Relacionada à questão do poder pastoral, surge a obediência como
tecnologia de poder (FOUCAULT, 2008). Várias ordens religiosas, e também o
Opus Dei, enunciam o esquecimento próprio como forma de tornar-se melhor
instrumento de Deus; para melhor servir aos desígnios divinos, os próprios
vícios, gostos e prazeres terrenos devem ser esquecidos, abandonados,
através da mortificação. Desse modo, paradoxalmente, o esquecer-se a si
mesmo implica em um constante voltar-se para si mesmo, de modo a mapear
os próprios vícios e imperfeições, os quais impedem o indivíduo de ser
puramente um instrumento de Deus. Justamente por isso, o exame de
consciência e a confissão são tão enfatizados pelo Opus Dei. Por conseguinte,
quando Josemaria Escrivá vai a Félix e pergunta se ele gostaria de levar o
Opus Dei para o Brasil, ele responde: “sim”. Estar envolto pela experiência do
Opus Dei implica, necessariamente, em um esquecer-se a si mesmo em prol
dos desígnios divinos, nesse caso, mediados por Josemaria Escrivá. Trata-se
de ser instrumento perfeito de Deus. Lembro-me de ter perguntado a Félix, em
dado momento: “não deu nenhum frio na barriga [quando decidiu vir para o
Brasil]?”. Ao que ele respondeu: “Não... não me deu nenhum frio. Pareceu-me
uma tarefa interessante, nada mais do que isso”. Confesso que me senti
surpreendido com a resposta, pois denotava uma entrega total aos desígnios
do Opus Dei e, portanto, à vontade de Deus. Era, para mim, uma postura difícil
de compreender, justamente por eu não estar mergulhado na mesma
experiência que Félix. Preocupava-me com o doutorado, em ter um diploma,
em ter prestígio e ganhar dinheiro, de modo que me pareceu assustadora a
possibilidade de largar uma vida estabelecida e partir para uma aventura como
essa, a qual Félix tratou com tanta naturalidade.
11
Félix organiza sua narrativa em dois períodos: pré-história e história do
Opus Dei no Brasil. Os fragmentos trabalhados até aqui se referem à préhistória do Opus Dei no Brasil, ou seja, consistem em uma série de elementos
que, quando encadeados logicamente pelo narrador, ganham um sentido
próprio. Desse modo, a entrada de Félix para o Opus Dei, em 1951, e o convite
de São Josemaria Escrivá, ainda na Espanha, configuram a pré-história do
Opus Dei no Brasil. Félix considera o começo da história, propriamente dita,
após 1957, quando os quatro fundadores chegaram ao Brasil. A instituição
encontrou uma porta de entrada, no Brasil, através da iniciativa de Dom Hugo
Bressane de Araújo (1898-1988), na época, bispo diocesano de Marília (SP).

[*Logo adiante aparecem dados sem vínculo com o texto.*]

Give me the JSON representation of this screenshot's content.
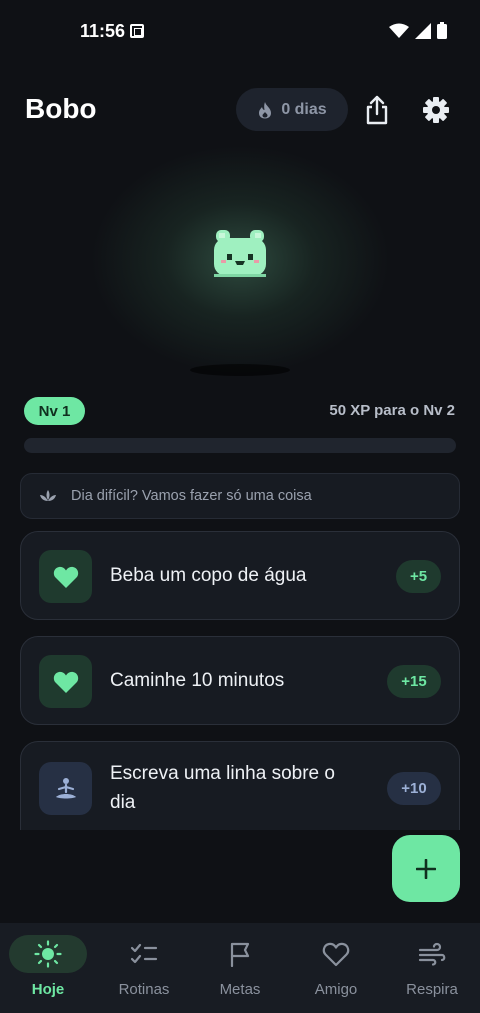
{
  "status_bar": {
    "time": "11:56"
  },
  "header": {
    "title": "Bobo",
    "streak_label": "0 dias"
  },
  "level": {
    "badge": "Nv 1",
    "xp_to_next": "50 XP para o Nv 2",
    "progress_fraction": 0
  },
  "hard_day": {
    "text": "Dia difícil? Vamos fazer só uma coisa"
  },
  "tasks": [
    {
      "label": "Beba um copo de água",
      "xp": "+5",
      "icon": "heart-icon"
    },
    {
      "label": "Caminhe 10 minutos",
      "xp": "+15",
      "icon": "heart-icon"
    },
    {
      "label_line1": "Escreva uma linha sobre o",
      "label_line2": "dia",
      "xp": "+10",
      "icon": "meditation-icon"
    }
  ],
  "fab": {
    "icon": "plus-icon"
  },
  "nav": [
    {
      "label": "Hoje",
      "icon": "sun-icon",
      "active": true
    },
    {
      "label": "Rotinas",
      "icon": "checklist-icon",
      "active": false
    },
    {
      "label": "Metas",
      "icon": "flag-icon",
      "active": false
    },
    {
      "label": "Amigo",
      "icon": "heart-outline-icon",
      "active": false
    },
    {
      "label": "Respira",
      "icon": "wind-icon",
      "active": false
    }
  ],
  "colors": {
    "accent": "#6ee7a3",
    "background": "#0f1115",
    "card": "#171b22",
    "chip_blue": "#263044"
  }
}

Segundo o relato de Félix, Dom Hugo escreveu e, posteriormente, encontrouse com Josemaria Escrivá, pois estava à procura de padres para as paróquias,
uma vez que a diocese de Marília havia recém sido criada. Josemaria Escrivá
viu, aí, a oportunidade de começar o Opus Dei no Brasil e enviou quatro
membros para a cidade de Marília, onde surgiu a primeira residência do Opus
Dei, sendo dois padres e dois leigos, em 1957. Sobre isso, Félix comenta:
Eu diria que se entrou no Brasil pela porta pequena. Nosso
padre dizia que as coisas se começam como se pode. Era
importante isso. Foi a porta real que a Obra encontrou para
começar no Brasil. Tanto é que uns anos depois deixávamos
Marília. Isso é uma coisa pouquíssimo frequente na Obra. Esse
é um dos poucos casos que teríamos visto e, evidentemente, o
lugar indicado era São Paulo, uma cidade imponente, com
brilho, com ímpeto. Então foi assim.
Decorre dessa parte da narrativa de Félix uma série de informações.

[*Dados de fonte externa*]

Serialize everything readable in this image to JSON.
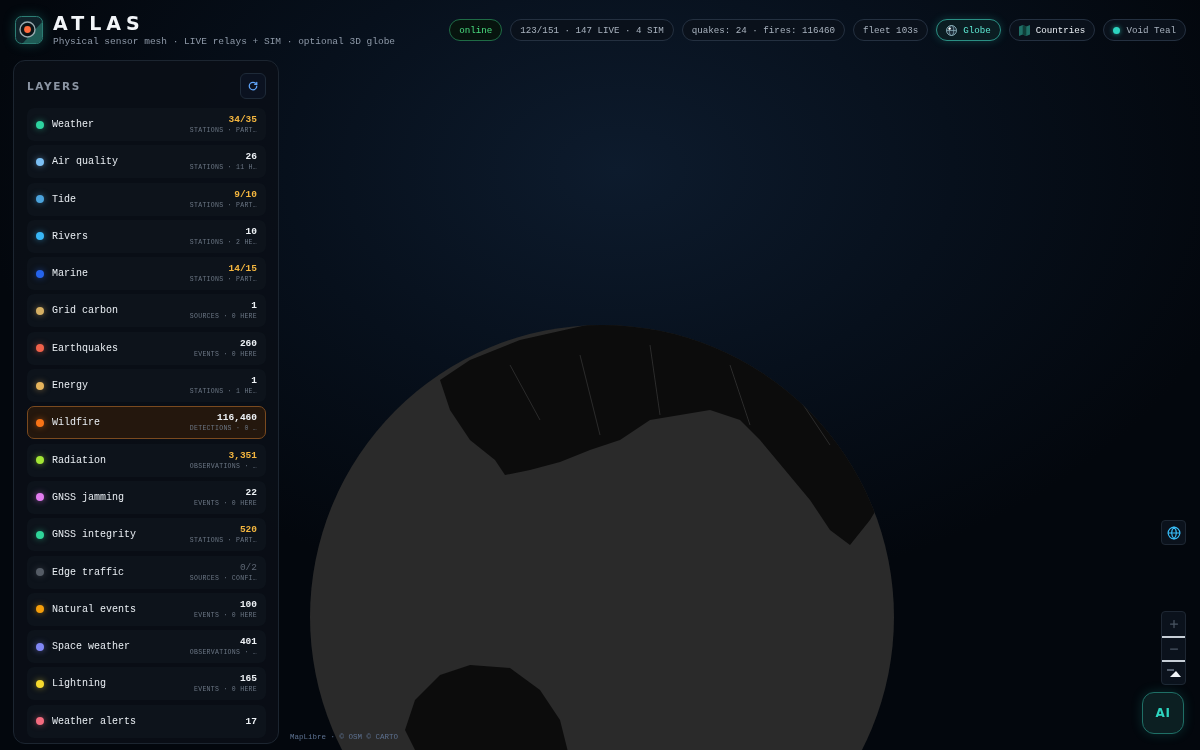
{
  "header": {
    "title": "ATLAS",
    "subtitle": "Physical sensor mesh · LIVE relays + SIM · optional 3D globe"
  },
  "connection": {
    "label": "online",
    "online": true
  },
  "stats": [
    "123/151 · 147 LIVE · 4 SIM",
    "quakes: 24 · fires: 116460",
    "fleet 103s"
  ],
  "view_toggles": [
    {
      "kind": "globe",
      "label": "Globe",
      "selected": true
    },
    {
      "kind": "countries",
      "label": "Countries",
      "selected": false
    }
  ],
  "theme": {
    "label": "Void Teal"
  },
  "layers": {
    "title": "LAYERS",
    "items": [
      {
        "name": "Weather",
        "color": "#2dd4a0",
        "count": "34/35",
        "detail": "STATIONS · PART…",
        "partial": true,
        "disabled": false,
        "selected": false
      },
      {
        "name": "Air quality",
        "color": "#7cc0f5",
        "count": "26",
        "detail": "STATIONS · 11 H…",
        "partial": false,
        "disabled": false,
        "selected": false
      },
      {
        "name": "Tide",
        "color": "#4ba3dc",
        "count": "9/10",
        "detail": "STATIONS · PART…",
        "partial": true,
        "disabled": false,
        "selected": false
      },
      {
        "name": "Rivers",
        "color": "#38b6f5",
        "count": "10",
        "detail": "STATIONS · 2 HE…",
        "partial": false,
        "disabled": false,
        "selected": false
      },
      {
        "name": "Marine",
        "color": "#2563eb",
        "count": "14/15",
        "detail": "STATIONS · PART…",
        "partial": true,
        "disabled": false,
        "selected": false
      },
      {
        "name": "Grid carbon",
        "color": "#d6b064",
        "count": "1",
        "detail": "SOURCES · 0 HERE",
        "partial": false,
        "disabled": false,
        "selected": false
      },
      {
        "name": "Earthquakes",
        "color": "#f0614a",
        "count": "260",
        "detail": "EVENTS · 0 HERE",
        "partial": false,
        "disabled": false,
        "selected": false
      },
      {
        "name": "Energy",
        "color": "#e6b45c",
        "count": "1",
        "detail": "STATIONS · 1 HE…",
        "partial": false,
        "disabled": false,
        "selected": false
      },
      {
        "name": "Wildfire",
        "color": "#f97316",
        "count": "116,460",
        "detail": "DETECTIONS · 0 …",
        "partial": false,
        "disabled": false,
        "selected": true
      },
      {
        "name": "Radiation",
        "color": "#a3e635",
        "count": "3,351",
        "detail": "OBSERVATIONS · …",
        "partial": true,
        "disabled": false,
        "selected": false
      },
      {
        "name": "GNSS jamming",
        "color": "#e27cf0",
        "count": "22",
        "detail": "EVENTS · 0 HERE",
        "partial": false,
        "disabled": false,
        "selected": false
      },
      {
        "name": "GNSS integrity",
        "color": "#2fd69a",
        "count": "520",
        "detail": "STATIONS · PART…",
        "partial": true,
        "disabled": false,
        "selected": false
      },
      {
        "name": "Edge traffic",
        "color": "#555c66",
        "count": "0/2",
        "detail": "SOURCES · CONFI…",
        "partial": false,
        "disabled": true,
        "selected": false
      },
      {
        "name": "Natural events",
        "color": "#f59e0b",
        "count": "100",
        "detail": "EVENTS · 0 HERE",
        "partial": false,
        "disabled": false,
        "selected": false
      },
      {
        "name": "Space weather",
        "color": "#8187f5",
        "count": "401",
        "detail": "OBSERVATIONS · …",
        "partial": false,
        "disabled": false,
        "selected": false
      },
      {
        "name": "Lightning",
        "color": "#f5d92e",
        "count": "165",
        "detail": "EVENTS · 0 HERE",
        "partial": false,
        "disabled": false,
        "selected": false
      },
      {
        "name": "Weather alerts",
        "color": "#f46b7f",
        "count": "17",
        "partial": false,
        "disabled": false,
        "selected": false
      }
    ]
  },
  "assistant_button": {
    "label": "AI"
  },
  "attribution": "MapLibre · © OSM © CARTO"
}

Essas informações provêm de experiências sociais que ultrapassam o sujeito
que relata e que o engloba em seu fluxo. Pode-se dizer que essas experiências
envolvem uma realidade externa, ou seja, condições objetivas e materiais do
mundo por onde transitam os sujeitos. Aqui, especificamente, refiro-me ao
estágio de desenvolvimento urbano e industrial que São Paulo apresentava em
1958 (ano em que os fundadores foram para São Paulo). Isso permitiu a
configuração de uma multiplicidade de espaços públicos, tais como aqueles
constituídos pelo movimento operário, pelos partidos políticos, pela imprensa,
pelas universidades, dentre outros. A dinâmica da vida na capital paulista, com
12
certeza, era mais intensa do que em Marília, no interior do estado. Adequavase mais aos interesses de expansão e trabalho apostólico do Opus Dei.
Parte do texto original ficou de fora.